Los equipos de rescate de Filipinas reanudaron hoy la búsqueda del ministro del Interior, Jesse Manalastas Robredo, desaparecido después de que el avión privado en el que viajaban se estrellara ayer en el mar.

El avión Piper Seneca, de cuatro plazas, intentó un aterrizaje de emergencia en el aeropuerto de Masbate a causa de unos problemas mecánicos pero en la aproximación a la pista de aterrizaje falló en unos 300 metros y acabó precipitándose en el mar, indicó el Ministro de Transportes, Manuel Roxas.

Además de Robredo también se encuentran desaparecidos los dos pilotos del avión mientras que un cuarto pasajero, el Inspector Jun Abrazado, logró salir del aparato mientras se hundía para ser rescatado posteriormente por unos pescadores.

"Cuando (Abrazado) recuperó la consciencia, todavía se encontraba en el avión. El agua en la cabina había subido hasta la altura del pecho e intentó coger al secretario Jesse pero no lo encontró y salió nadando", explicó Roxas a la emisora DZBB.

El presidente filipino, Benigno Aquino, se desplazó esta mañana a Masbate, para supervisar las operaciones de rescate en la que participan helicópteros, decenas de buzos militares y unas 25 embarcaciones de los Guardacostas, la Marina y la Policía.

La búsqueda se centra en una área de 12 kilómetros cuadrados a dos kilómetros de la costa y a profundidades de entre 40 y 67 metros, según indicó el portal Inquirer.
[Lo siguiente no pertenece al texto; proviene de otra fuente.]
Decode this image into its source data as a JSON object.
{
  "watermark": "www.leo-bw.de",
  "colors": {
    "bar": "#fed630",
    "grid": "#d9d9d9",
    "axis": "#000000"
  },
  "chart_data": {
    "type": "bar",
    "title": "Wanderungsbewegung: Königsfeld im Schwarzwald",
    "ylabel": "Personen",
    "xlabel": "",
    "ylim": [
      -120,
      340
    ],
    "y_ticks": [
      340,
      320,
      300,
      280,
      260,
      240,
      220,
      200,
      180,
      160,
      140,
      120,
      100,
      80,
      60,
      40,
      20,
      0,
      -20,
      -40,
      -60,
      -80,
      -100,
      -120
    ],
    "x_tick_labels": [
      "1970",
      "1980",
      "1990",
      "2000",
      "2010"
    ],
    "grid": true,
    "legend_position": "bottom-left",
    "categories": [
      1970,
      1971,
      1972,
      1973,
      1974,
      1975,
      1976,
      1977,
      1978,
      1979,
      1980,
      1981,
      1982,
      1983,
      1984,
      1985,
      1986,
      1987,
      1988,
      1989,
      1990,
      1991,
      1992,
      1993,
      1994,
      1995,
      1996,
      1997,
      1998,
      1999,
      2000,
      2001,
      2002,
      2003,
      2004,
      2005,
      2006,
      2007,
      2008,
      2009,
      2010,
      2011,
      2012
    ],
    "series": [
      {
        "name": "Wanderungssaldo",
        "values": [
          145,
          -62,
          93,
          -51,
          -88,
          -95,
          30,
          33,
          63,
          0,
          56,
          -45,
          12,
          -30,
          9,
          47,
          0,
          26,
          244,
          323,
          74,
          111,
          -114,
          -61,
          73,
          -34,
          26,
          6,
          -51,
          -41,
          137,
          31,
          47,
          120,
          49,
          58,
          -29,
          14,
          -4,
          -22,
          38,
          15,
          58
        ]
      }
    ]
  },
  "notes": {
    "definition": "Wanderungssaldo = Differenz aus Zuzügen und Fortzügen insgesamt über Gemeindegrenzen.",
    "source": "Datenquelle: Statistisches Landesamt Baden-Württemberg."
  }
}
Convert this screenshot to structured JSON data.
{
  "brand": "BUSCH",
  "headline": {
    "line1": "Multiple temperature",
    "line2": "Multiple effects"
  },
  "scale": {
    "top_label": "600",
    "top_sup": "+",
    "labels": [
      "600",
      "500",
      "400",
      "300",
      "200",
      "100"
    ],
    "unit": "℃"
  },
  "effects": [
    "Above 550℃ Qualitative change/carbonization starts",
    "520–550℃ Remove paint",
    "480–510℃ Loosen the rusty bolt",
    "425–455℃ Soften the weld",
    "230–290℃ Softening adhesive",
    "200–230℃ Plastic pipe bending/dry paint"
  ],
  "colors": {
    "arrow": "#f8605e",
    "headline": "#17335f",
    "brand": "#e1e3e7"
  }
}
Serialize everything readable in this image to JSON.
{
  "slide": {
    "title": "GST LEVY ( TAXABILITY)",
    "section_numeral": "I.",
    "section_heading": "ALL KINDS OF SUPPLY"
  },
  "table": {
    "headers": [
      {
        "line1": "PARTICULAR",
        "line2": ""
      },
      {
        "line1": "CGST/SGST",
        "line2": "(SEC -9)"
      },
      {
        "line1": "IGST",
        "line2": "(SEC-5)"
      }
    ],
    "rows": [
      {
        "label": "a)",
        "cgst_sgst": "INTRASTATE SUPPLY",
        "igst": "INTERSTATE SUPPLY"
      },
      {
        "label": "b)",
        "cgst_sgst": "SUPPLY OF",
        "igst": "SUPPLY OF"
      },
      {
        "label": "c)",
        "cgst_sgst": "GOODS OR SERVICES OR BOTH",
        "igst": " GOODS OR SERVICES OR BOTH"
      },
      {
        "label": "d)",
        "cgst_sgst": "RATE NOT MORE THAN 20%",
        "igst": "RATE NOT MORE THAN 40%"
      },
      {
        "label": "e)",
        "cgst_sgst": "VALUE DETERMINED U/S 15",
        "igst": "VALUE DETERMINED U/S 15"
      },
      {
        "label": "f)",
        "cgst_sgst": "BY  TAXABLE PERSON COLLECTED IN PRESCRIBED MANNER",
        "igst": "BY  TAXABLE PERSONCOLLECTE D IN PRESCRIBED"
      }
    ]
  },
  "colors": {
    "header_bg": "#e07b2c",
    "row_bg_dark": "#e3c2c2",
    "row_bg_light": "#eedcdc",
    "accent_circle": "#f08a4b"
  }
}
"Solo queremos hacer todo lo posible para salvarle" dijo en Twitter Roxas, que añadió que esperan localizar el aparato siniestrado con la ayuda de un equipo sonar que llegó esta mañana a Masbate, después de que se recuperaran restos de una de las alas.

Robredo, de 54 años, es uno de los ministros más cercanos a la presidencia, a cargo de la Policía nacional y de los gobiernos provinciales, que se ha labrado una reputación por su lucha contra la corrupción.

Extrabajador en una fábrica de helados, en 1988 fue elegido con 29 años alcalde de Naga, ciudad que contribuyó a desarrollar como un centro comercial y educación, lo que le valió en 2000 el premio Ramon Magsaysay, considerado la versión asiática del premio Nobel.